The movie may be about basketball and more specifically..streetball, but the heart of the film is about the father/son relationship and how sports brings that relationship together sometimes. Jerome’s father is always away on business trips. He never had time to play basketball with his son. That would be a sad thing anyways, since the father never has time for the son, but since the father is known for his basketball skills..it’s makes it extra hard on the son when the father never has time to play the sport they both love. They never have a chance to bond. Jerome’s father always seems to disappoint him. This is not an original concept in a movie, but I’m glad it’s in this one since it adds to the overall value of the movie.

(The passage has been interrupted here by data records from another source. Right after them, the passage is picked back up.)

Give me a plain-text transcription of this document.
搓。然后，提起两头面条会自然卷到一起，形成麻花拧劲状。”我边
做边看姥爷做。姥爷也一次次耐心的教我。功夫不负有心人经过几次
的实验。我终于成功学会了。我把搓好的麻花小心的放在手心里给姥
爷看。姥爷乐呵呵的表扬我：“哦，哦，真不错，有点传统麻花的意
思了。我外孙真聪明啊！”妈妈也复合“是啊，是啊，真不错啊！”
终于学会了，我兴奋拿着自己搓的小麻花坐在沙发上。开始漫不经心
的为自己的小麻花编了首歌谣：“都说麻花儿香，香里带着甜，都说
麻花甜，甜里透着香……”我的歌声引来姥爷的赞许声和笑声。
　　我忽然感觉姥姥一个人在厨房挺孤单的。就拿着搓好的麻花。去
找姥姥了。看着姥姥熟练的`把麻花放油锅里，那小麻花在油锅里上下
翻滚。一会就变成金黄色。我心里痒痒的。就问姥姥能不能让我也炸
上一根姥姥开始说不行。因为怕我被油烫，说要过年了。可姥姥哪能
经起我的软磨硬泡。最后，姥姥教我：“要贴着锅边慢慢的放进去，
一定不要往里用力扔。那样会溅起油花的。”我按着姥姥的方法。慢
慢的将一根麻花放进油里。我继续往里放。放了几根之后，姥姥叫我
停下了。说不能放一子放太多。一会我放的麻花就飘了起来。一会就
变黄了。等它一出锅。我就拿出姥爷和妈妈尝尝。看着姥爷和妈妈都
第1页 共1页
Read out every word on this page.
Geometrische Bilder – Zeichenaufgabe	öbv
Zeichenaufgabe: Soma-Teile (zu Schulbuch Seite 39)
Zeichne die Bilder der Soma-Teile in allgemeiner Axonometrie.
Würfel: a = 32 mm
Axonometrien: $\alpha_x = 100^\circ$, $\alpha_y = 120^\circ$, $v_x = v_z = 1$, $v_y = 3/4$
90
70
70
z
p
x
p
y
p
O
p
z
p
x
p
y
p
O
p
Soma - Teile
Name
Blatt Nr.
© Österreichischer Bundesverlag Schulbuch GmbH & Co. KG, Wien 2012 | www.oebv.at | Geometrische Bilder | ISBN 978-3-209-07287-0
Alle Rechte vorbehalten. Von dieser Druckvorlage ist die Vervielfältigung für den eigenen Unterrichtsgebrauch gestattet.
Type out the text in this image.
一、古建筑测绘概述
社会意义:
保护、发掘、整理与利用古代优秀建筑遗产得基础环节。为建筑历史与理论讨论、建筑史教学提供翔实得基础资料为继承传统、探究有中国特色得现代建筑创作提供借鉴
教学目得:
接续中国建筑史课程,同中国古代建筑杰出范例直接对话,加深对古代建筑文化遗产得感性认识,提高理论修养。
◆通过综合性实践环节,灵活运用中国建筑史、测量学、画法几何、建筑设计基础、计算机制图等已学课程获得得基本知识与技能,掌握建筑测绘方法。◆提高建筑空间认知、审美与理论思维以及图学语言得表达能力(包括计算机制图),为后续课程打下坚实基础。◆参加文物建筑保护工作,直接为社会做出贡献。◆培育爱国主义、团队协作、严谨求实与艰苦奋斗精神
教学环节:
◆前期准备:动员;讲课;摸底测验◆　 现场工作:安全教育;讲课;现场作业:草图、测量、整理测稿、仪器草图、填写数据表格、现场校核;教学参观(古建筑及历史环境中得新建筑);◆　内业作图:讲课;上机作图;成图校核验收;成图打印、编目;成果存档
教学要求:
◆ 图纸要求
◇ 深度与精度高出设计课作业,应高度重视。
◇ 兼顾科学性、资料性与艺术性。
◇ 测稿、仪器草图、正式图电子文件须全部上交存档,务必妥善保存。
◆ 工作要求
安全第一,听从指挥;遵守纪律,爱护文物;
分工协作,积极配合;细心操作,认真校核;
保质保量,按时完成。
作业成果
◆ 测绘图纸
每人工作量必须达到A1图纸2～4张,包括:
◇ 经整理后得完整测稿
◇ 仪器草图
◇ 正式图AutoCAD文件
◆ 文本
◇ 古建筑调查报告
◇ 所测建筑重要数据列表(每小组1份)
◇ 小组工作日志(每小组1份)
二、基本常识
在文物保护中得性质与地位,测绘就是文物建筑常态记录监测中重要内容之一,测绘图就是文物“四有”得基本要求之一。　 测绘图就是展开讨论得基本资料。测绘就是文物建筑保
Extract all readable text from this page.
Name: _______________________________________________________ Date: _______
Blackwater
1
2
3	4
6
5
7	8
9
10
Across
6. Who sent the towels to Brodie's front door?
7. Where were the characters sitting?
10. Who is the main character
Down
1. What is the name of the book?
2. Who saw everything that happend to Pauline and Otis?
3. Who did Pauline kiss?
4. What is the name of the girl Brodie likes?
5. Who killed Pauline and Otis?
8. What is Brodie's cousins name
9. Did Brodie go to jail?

This is no sequel. This is a simple remake, but it is on par with the first film. The thing that brings the movie down is the just average acting and the fact that it’s a rip-off of several different things including the basic plot from the first film and the entire “Open Run” for the fake “Game On” streetball league. You can watch the real And 1 shows on ESPN and you will see the same thing. Except for the “magic” shoes and the 12-year old kid. Still..the film is entertaining enough for younger viewers, especially if they are fans of the streetball form of basketball.

STORY: 4/10
ACTING: 4/10
ORIGINALITY: 1/10
LOOK/FEEL: 8/10
ENTERTAINMENT VALUE: 5/10

TOTAL POINTS: 22/50
FINAL SCORE: 4.5

The Video:

The video is given in 1.78:1 anamorphic widescreen color. Transfer is decent with minimal distortion. No real problems here.

The Audio:

The audio included is available in English Dolby 5.1 Surround sound, Spanish Dolby Surround sound, or French Dolby Surround sound. No problems here either. There are English and Spanish subtitles as well.

The Extras:

Featurettes
There are three of these called Making Like Mike 2, We’re Playing Basketball, and Streetball. These are very informative and are good behind-the-scenes looks at the film. Interesting to note that this was filmed in Canada and they used local streetball legends in the film. They are all relatively short, but combined they are a good feature.

Deleted Scenes
There are a handful of these and all of them add nothing to the film, which is why they were cut. Nothing special really and not required viewing. Usual stuff.